The mission of this trip is to explore, through a multitude of lenses, what it means to be on the road and develop the tools with which I can effectively share this experience with others.

Throughout this journey, I will photo document, journal, report on, and share with others, what it is that I am doing in this great big world of ours.

In a grand attempt to culminate my college experience, I will be taking 18 credits, live on my bicycle for 4 months covering thousands of miles, and run my second 100 miler, all while practicing focus and awareness in order to more fully develop my connection to the world that I live in. I will be living up to Sterling College's mission statement: The Sterling College community combines structured academic study with experiential challenges and plain hard work to build responsible problem solvers who become stewards of the environment as they pursue productive lives.

Sunday, May 17, 2015

Lake Erie and all of its flatness.

From East Aurora (outside Buffalo) to Mayfield Heights (Cleveland) 200 miles in 2 days.
My first back to back century rides. ~650 miles deep.
Tomorrow I finally pick up a tent.

The ride through New York was so difficult, I was having a hard time thinking that this ride was going to actually be feasible. But, yesterday, I hit the shores of my first great lake sighting, Lake Erie, and that all changed. I did 50 miles before 12:30 yesterday, and slowly meandered my way down the Grape vine filled coast of western New York to the Pennsylvania border to the sketchy city of Erie Pennsylvania. covering 100 miles. by 6:30.

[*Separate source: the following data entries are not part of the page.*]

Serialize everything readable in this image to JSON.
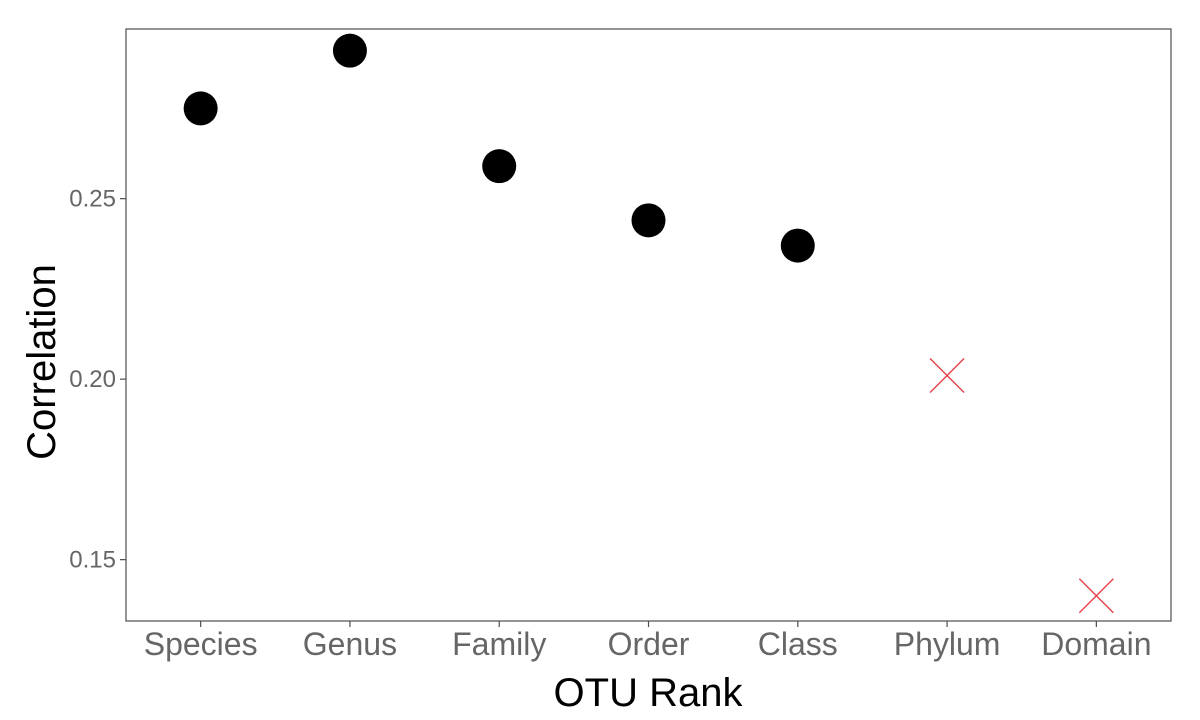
{
  "chart_data": {
    "type": "scatter",
    "title": "",
    "xlabel": "OTU Rank",
    "ylabel": "Correlation",
    "categories": [
      "Species",
      "Genus",
      "Family",
      "Order",
      "Class",
      "Phylum",
      "Domain"
    ],
    "ylim": [
      0.133,
      0.297
    ],
    "yticks": [
      {
        "value": 0.15,
        "label": "0.15"
      },
      {
        "value": 0.2,
        "label": "0.20"
      },
      {
        "value": 0.25,
        "label": "0.25"
      }
    ],
    "grid": false,
    "legend": "none",
    "points": [
      {
        "category": "Species",
        "value": 0.275,
        "marker": "circle",
        "color": "#000000"
      },
      {
        "category": "Genus",
        "value": 0.291,
        "marker": "circle",
        "color": "#000000"
      },
      {
        "category": "Family",
        "value": 0.259,
        "marker": "circle",
        "color": "#000000"
      },
      {
        "category": "Order",
        "value": 0.244,
        "marker": "circle",
        "color": "#000000"
      },
      {
        "category": "Class",
        "value": 0.237,
        "marker": "circle",
        "color": "#000000"
      },
      {
        "category": "Phylum",
        "value": 0.201,
        "marker": "cross",
        "color": "#e8404a"
      },
      {
        "category": "Domain",
        "value": 0.14,
        "marker": "cross",
        "color": "#e8404a"
      }
    ]
  }
}
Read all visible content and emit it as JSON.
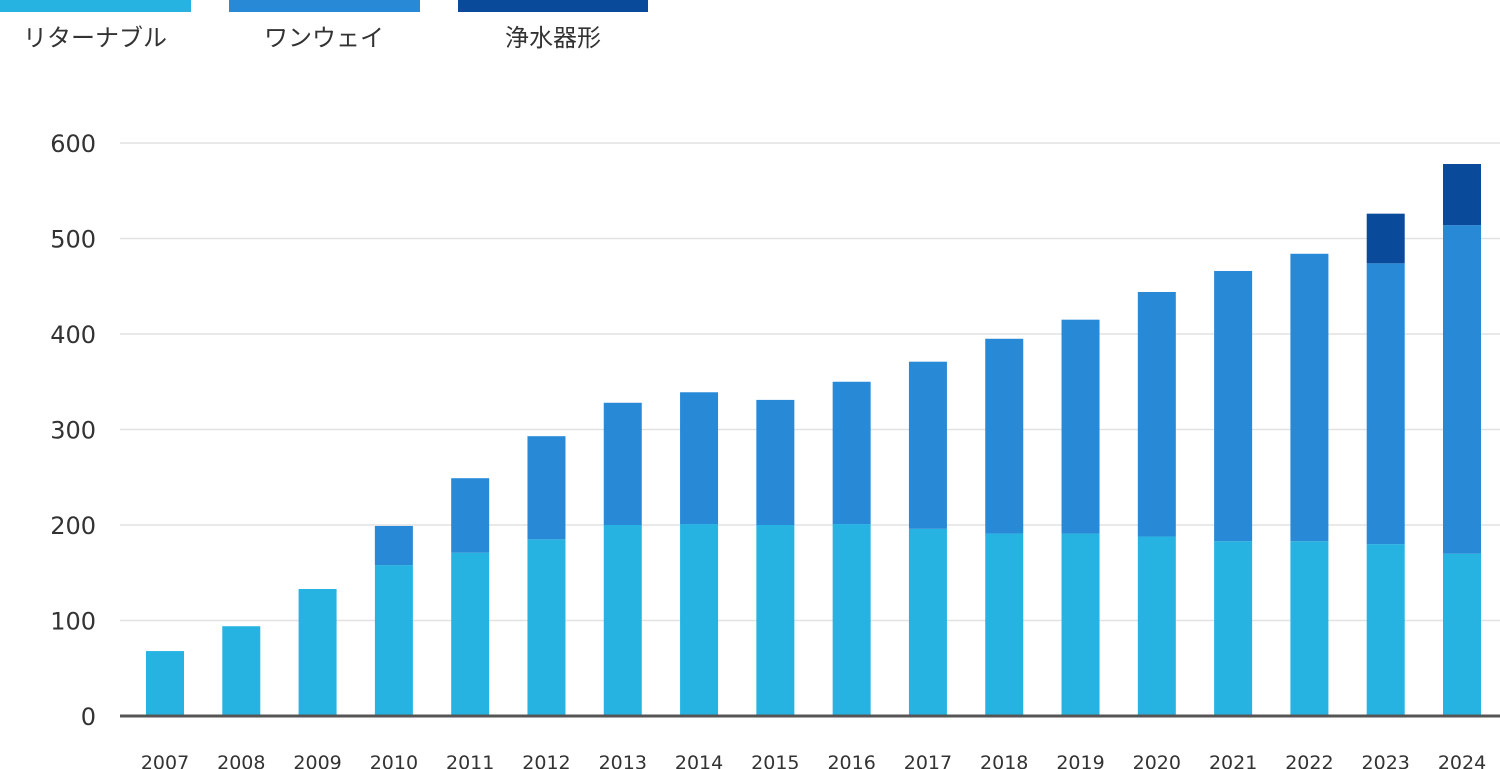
{
  "chart_data": {
    "type": "bar",
    "stacked": true,
    "title": "",
    "xlabel": "",
    "ylabel": "",
    "ylim": [
      0,
      600
    ],
    "yticks": [
      0,
      100,
      200,
      300,
      400,
      500,
      600
    ],
    "grid": true,
    "legend_position": "top-left",
    "categories": [
      "2007",
      "2008",
      "2009",
      "2010",
      "2011",
      "2012",
      "2013",
      "2014",
      "2015",
      "2016",
      "2017",
      "2018",
      "2019",
      "2020",
      "2021",
      "2022",
      "2023",
      "2024"
    ],
    "series": [
      {
        "name": "リターナブル",
        "color": "#27b3e2",
        "values": [
          68,
          94,
          133,
          158,
          171,
          185,
          200,
          201,
          200,
          201,
          196,
          191,
          191,
          188,
          183,
          183,
          180,
          170
        ]
      },
      {
        "name": "ワンウェイ",
        "color": "#2889d7",
        "values": [
          0,
          0,
          0,
          41,
          78,
          108,
          128,
          138,
          131,
          149,
          175,
          204,
          224,
          256,
          283,
          301,
          294,
          344
        ]
      },
      {
        "name": "浄水器形",
        "color": "#0a4a9b",
        "values": [
          0,
          0,
          0,
          0,
          0,
          0,
          0,
          0,
          0,
          0,
          0,
          0,
          0,
          0,
          0,
          0,
          52,
          64
        ]
      }
    ]
  },
  "colors": {
    "grid": "#e2e2e2",
    "axis": "#555555",
    "text": "#333333"
  }
}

Today I woke up to sounds of cars and the airport (which I slept 100 yards from) in a small patch of woods that can hardly be called woods. Nonetheless, I was safe for the night, out of sight of the passerbyers. I woke early, had a cup of my cold brewed coffee from my nalgene, 2 cliff bars, and got out of there. I stopped for breakfast at a bagel shop in the first town in Ohio (after a quick photo shoot with the border sign). I walk in ask for a coffee, and 2 bagels and a lady slips between me and the register and hands the cashier the money for my breakfast and has me come sit down with her and her 2 friends (the women were all in their 40's and 50's). Ladies out for breakfast plus 1, I give them the shpeel and they quickly give me the best directions to avoid an unnecessarily long detour around a downed bridge.

Later in the day, while taking cover from a passing thunderstorm, I walked into a old gas station where I bought a candy bar and had an other miracle worker buy me a coffee while waiting out the storm.

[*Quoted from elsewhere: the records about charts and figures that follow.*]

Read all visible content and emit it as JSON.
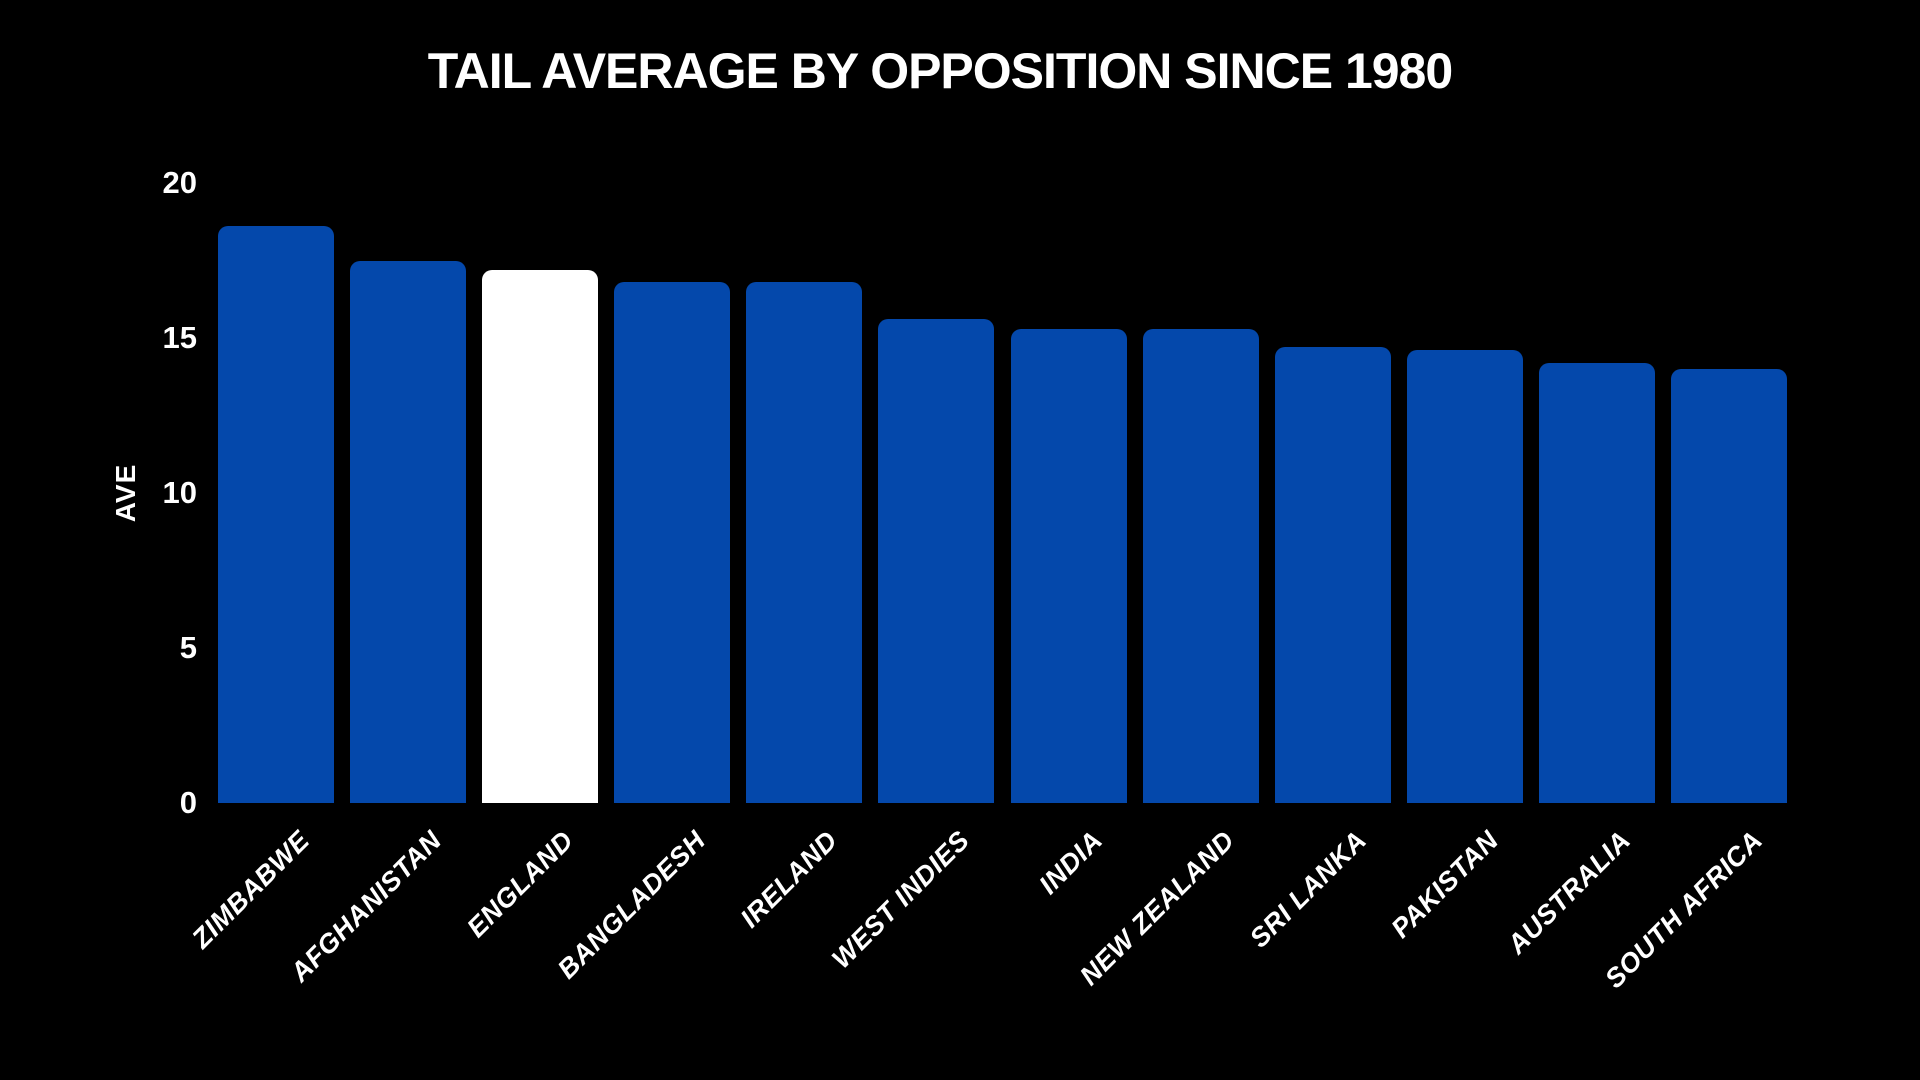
{
  "chart_data": {
    "type": "bar",
    "title": "TAIL AVERAGE BY OPPOSITION SINCE 1980",
    "xlabel": "",
    "ylabel": "AVE",
    "categories": [
      "ZIMBABWE",
      "AFGHANISTAN",
      "ENGLAND",
      "BANGLADESH",
      "IRELAND",
      "WEST INDIES",
      "INDIA",
      "NEW ZEALAND",
      "SRI LANKA",
      "PAKISTAN",
      "AUSTRALIA",
      "SOUTH AFRICA"
    ],
    "values": [
      18.6,
      17.5,
      17.2,
      16.8,
      16.8,
      15.6,
      15.3,
      15.3,
      14.7,
      14.6,
      14.2,
      14.0
    ],
    "ylim": [
      0,
      20
    ],
    "yticks": [
      0,
      5,
      10,
      15,
      20
    ],
    "grid": false,
    "legend_position": "none",
    "highlight_category": "ENGLAND",
    "colors": {
      "background": "#000000",
      "bar": "#0448AB",
      "highlight_bar": "#FFFFFF",
      "text": "#FFFFFF"
    }
  }
}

And now, I am in the hope of one of the most generous people I've met. Treated to a shower and shrimp, and a full dinner, this once was stranger has already left me at their home while they ran some errands. This man, Sean, who is a friend, of a friend of a friend, Has already instilled more trust in me than most instill to their best friends.

There are good people everywhere. But for some reason, they pop out when the hills tuckaway into the back ground.

And as the saying goes that I leave with all those I visit, Cheers to our paths crossing again in the future.